Le foot est sans doute aujourd’hui la première religion du monde. Elle a ses adeptes, ses croyants, ses pratiquants, ses idoles, ses rites et elle est répandue sur la planète entière. Soulignons que c’est une religion principalement masculine – encore une – car, s’il y a des joueuses et des supportrices, elles sont toujours minoritaires et marginales.

La victoire finale du Paris-Saint-Germain samedi soir en Ligue des champions est venue rappeler le foot à notre mémoire à quelques jours de l’ouverture de la Coupe du monde 2026, organisée outre-Atlantique par le Canada, les États-Unis et le Mexique.

Vu de façon positive, le foot est un grand moment de communion locale ou nationale, souvent intergénérationnelle – les pères emmènent leur fils au match – et populaire – ce n’est pas un sport bourgeois. C’est aussi un lieu de lien social, et les petits clubs locaux bénéficient de l’engagement de nombreux bénévoles. Entraîneurs et présidents de club se dévouent au service de jeunes qui trouvent là un espace de vie collective.

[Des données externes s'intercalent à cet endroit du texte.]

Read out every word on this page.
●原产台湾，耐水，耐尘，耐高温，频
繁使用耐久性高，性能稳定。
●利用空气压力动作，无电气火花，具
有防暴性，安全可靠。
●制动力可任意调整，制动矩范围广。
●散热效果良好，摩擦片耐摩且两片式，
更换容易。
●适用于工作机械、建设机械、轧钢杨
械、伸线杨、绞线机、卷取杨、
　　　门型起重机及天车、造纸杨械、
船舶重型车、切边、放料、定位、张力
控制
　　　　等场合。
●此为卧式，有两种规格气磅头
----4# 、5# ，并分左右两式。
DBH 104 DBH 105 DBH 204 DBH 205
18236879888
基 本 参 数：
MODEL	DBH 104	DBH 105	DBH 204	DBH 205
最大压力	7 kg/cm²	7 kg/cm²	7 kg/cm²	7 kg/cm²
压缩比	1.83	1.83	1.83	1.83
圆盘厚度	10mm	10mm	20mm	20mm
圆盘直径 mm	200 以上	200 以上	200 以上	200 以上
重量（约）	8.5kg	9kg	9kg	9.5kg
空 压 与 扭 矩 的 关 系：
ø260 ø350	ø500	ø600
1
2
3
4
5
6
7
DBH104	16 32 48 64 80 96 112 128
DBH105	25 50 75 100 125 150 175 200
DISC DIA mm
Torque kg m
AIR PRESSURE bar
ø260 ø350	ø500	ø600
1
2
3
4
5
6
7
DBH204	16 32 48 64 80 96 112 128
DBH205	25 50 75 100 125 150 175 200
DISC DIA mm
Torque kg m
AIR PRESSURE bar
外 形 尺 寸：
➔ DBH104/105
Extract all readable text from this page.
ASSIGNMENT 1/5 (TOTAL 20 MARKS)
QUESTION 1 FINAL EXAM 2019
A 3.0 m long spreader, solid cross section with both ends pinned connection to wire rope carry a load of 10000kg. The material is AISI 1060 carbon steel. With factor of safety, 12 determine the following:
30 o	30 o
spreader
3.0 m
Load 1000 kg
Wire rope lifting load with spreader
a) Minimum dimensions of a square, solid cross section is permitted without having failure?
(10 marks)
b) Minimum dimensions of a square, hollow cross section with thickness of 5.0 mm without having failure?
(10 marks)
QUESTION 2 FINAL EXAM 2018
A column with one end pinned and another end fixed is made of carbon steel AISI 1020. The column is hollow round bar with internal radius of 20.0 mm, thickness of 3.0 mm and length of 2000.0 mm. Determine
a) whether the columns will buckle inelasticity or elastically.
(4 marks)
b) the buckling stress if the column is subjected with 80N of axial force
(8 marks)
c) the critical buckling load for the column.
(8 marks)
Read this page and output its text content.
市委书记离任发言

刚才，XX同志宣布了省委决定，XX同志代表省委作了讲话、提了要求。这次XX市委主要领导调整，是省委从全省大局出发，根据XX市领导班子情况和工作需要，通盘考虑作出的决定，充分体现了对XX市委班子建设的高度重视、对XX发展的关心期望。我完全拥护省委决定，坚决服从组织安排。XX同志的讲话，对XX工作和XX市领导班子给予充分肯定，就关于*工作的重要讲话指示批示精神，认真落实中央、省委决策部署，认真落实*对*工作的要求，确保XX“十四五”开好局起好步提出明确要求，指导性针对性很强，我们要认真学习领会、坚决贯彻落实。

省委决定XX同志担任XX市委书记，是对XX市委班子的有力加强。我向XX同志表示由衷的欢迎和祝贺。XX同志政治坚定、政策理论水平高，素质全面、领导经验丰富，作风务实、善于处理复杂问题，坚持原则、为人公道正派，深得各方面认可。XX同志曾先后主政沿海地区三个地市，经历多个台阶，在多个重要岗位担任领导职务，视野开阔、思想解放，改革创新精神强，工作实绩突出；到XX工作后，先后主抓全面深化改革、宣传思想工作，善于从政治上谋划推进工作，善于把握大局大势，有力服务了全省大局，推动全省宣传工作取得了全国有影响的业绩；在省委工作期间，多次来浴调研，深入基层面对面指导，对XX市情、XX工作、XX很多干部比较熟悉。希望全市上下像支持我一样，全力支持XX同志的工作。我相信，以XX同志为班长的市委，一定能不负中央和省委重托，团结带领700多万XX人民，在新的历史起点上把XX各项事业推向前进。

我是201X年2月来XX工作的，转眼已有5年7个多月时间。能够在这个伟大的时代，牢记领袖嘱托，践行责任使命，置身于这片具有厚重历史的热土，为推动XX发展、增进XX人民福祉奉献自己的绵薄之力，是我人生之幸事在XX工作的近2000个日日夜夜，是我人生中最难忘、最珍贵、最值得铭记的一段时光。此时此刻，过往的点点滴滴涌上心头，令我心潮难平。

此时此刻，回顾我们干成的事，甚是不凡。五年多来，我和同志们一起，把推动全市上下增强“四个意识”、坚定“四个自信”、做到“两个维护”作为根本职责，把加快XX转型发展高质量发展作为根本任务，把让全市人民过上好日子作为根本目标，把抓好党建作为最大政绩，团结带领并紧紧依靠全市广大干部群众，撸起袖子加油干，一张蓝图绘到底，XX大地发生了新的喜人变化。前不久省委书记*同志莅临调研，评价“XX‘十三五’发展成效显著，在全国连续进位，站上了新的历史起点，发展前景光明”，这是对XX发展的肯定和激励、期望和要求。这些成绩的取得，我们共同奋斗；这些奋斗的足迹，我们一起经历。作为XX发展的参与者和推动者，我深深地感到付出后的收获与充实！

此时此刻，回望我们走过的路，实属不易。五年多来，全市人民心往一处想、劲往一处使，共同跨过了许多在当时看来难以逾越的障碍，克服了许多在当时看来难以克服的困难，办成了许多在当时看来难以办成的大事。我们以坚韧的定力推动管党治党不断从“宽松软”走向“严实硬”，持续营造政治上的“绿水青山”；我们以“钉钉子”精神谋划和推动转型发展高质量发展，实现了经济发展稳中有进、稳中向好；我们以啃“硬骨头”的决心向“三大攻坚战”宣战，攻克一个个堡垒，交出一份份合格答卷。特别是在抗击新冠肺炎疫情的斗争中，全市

La face négative est celle de l’argent, celui que les clubs dépensent, celui des joueurs stars, des droits d’exploitation audiovisuelle, celui des sponsors et des marques, qui achètent et vendent à prix d’or leur image, alliée à celles des clubs et des idoles. Le foot est aussi un très très gros veau d’or.

On notera avec étonnement que les plus ardents défenseurs de la laïcité ne demandent pas la séparation du foot et de l’État et que tout le monde trouve normal que les municipalités financent à grands frais les constructions ou les rénovations des stades. « Du pain et des jeux » n’est pas un slogan nouveau, mais quand même !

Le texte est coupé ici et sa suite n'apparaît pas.